Following my negotiating exercises with car salesmen, I continued to buy and resell cars for quite a while. It became what is probably my first substantial enterprise as an entrepreneur. I estimated that over that period of time, I probably owned in the vicinity of 50 cars- so many that I came to the attention of the state Department of Motor Vehicles. I received a letter from them informing me that I was an automobile dealer. No surprise there but they also insisted I pay a fine, get bonded and have a paved "car lot." That was not going to be possible. I should say for the record, I was paying income tax on the profits.
Friends, roommates and others became the proud owners of my cars for the period of time they sat in inventory- not long. And while the state government may have been good at spotting minor transgressions like mine, they were not very good at following up in those days.
I can go on about the trials of my car dealer career. That, however, is not what this blog is about.

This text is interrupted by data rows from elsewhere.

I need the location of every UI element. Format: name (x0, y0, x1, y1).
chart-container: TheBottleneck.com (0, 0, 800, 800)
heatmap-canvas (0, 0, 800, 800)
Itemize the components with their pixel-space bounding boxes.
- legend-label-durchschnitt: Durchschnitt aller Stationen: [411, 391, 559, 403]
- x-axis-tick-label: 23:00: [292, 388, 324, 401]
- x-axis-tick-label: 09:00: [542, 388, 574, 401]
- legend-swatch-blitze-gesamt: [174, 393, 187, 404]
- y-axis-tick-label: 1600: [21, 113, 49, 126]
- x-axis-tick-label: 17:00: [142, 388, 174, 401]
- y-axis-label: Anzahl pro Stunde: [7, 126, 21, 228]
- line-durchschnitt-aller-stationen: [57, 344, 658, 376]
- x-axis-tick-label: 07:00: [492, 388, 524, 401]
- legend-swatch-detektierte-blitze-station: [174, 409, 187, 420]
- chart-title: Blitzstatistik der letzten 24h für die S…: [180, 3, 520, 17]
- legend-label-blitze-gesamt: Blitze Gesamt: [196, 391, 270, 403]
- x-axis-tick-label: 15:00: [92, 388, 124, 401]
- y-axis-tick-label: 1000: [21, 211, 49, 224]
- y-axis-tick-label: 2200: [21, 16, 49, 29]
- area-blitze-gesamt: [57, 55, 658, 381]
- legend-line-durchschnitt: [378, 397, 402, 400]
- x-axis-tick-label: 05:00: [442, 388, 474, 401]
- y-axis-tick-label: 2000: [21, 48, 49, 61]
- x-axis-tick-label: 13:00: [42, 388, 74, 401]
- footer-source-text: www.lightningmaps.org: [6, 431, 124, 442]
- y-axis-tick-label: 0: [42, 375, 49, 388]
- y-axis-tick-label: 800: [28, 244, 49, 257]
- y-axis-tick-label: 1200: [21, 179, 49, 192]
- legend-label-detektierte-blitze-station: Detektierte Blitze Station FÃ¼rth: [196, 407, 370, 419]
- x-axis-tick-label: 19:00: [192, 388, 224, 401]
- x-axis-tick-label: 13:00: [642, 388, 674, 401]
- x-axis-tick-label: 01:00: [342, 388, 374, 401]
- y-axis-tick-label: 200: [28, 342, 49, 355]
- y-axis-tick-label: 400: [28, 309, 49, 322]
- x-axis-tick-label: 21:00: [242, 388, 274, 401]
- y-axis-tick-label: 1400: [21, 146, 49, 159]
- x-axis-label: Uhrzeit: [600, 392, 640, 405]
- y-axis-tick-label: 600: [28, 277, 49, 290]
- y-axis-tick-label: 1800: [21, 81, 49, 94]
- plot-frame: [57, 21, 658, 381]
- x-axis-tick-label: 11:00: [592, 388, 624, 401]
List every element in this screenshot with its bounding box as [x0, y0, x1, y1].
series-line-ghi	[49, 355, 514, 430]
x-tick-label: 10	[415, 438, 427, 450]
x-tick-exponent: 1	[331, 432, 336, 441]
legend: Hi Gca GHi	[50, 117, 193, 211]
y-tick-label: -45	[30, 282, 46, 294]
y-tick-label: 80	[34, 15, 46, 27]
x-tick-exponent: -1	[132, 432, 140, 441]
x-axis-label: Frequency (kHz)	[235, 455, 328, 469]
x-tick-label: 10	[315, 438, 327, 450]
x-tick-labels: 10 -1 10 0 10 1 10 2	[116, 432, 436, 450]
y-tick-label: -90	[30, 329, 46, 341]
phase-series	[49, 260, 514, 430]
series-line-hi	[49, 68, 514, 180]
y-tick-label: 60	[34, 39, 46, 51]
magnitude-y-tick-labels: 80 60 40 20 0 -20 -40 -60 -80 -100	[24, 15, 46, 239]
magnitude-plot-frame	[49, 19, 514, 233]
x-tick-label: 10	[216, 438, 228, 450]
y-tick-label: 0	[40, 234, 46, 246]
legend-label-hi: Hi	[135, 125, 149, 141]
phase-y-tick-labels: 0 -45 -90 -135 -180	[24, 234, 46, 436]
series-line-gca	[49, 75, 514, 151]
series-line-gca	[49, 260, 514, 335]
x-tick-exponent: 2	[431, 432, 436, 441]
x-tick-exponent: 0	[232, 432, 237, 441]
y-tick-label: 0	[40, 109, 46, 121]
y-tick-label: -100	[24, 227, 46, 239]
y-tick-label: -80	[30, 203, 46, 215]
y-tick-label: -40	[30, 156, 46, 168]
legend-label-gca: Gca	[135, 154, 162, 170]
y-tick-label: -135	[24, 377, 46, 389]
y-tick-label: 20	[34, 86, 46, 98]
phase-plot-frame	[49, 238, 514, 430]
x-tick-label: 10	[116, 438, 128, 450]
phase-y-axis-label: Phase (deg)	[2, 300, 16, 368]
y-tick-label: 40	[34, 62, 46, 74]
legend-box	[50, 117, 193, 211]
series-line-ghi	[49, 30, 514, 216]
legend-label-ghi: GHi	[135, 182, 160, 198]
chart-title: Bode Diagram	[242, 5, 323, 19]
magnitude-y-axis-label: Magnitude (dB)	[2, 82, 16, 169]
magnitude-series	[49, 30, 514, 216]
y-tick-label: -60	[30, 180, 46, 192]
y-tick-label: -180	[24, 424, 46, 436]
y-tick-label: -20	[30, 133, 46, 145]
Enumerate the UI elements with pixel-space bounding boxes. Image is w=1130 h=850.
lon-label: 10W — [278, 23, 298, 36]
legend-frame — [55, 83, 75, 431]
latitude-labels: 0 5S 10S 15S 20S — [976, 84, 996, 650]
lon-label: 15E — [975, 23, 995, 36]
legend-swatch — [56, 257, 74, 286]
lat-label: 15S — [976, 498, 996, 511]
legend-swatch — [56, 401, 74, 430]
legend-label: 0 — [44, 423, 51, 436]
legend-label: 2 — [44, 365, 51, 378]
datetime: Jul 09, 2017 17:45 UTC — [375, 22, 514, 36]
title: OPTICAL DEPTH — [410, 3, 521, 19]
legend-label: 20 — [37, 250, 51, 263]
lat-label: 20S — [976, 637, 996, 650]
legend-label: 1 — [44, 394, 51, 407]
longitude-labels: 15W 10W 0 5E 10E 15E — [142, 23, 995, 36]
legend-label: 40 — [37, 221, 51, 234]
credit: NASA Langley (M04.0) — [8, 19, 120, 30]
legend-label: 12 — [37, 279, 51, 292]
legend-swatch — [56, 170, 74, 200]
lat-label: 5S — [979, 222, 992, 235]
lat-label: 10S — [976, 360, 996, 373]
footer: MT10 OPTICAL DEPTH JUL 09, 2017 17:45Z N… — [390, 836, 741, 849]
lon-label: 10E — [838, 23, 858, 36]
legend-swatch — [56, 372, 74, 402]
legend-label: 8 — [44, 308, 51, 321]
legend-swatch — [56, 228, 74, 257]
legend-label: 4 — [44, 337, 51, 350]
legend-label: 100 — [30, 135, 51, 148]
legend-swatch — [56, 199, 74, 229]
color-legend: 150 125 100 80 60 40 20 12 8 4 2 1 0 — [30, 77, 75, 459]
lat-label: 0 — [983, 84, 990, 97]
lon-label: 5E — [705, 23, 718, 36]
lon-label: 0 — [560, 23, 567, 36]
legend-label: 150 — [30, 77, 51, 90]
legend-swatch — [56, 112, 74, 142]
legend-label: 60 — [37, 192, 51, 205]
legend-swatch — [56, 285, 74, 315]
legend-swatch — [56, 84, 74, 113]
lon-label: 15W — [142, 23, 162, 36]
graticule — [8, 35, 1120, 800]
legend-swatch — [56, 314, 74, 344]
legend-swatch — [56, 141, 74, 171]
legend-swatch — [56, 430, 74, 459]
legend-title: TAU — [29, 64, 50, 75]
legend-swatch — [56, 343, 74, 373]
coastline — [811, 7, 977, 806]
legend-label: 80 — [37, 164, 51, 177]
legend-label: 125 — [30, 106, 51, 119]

Translated, these four lessons that paved the way for my car dealing days and my later professional development, were very clear:
- You do not learn how to negotiate from a book. You learn it by doing it. The basics you learn working a $5,000 car deal are fundamentally the same as when you are buying a company or a restaurant. Learn the market, gauge the other side's position and do it by the numbers.
- Exude authority and confidence - but not arrogance - by playing and dressing the part during negotiations, which of course also include job interviews.
- You can improve a deal. It might take work and even some histrionics, but the "final offer" is very often not really final.
- People lie. Things that appear too good to be true usually are.
And a final lesson not related to negotiating, but one that is worth noting: governments and regulators are not necessarily your friends. They want your money and they don't particularly act like they want you to be in business at all. You are just making more work for them.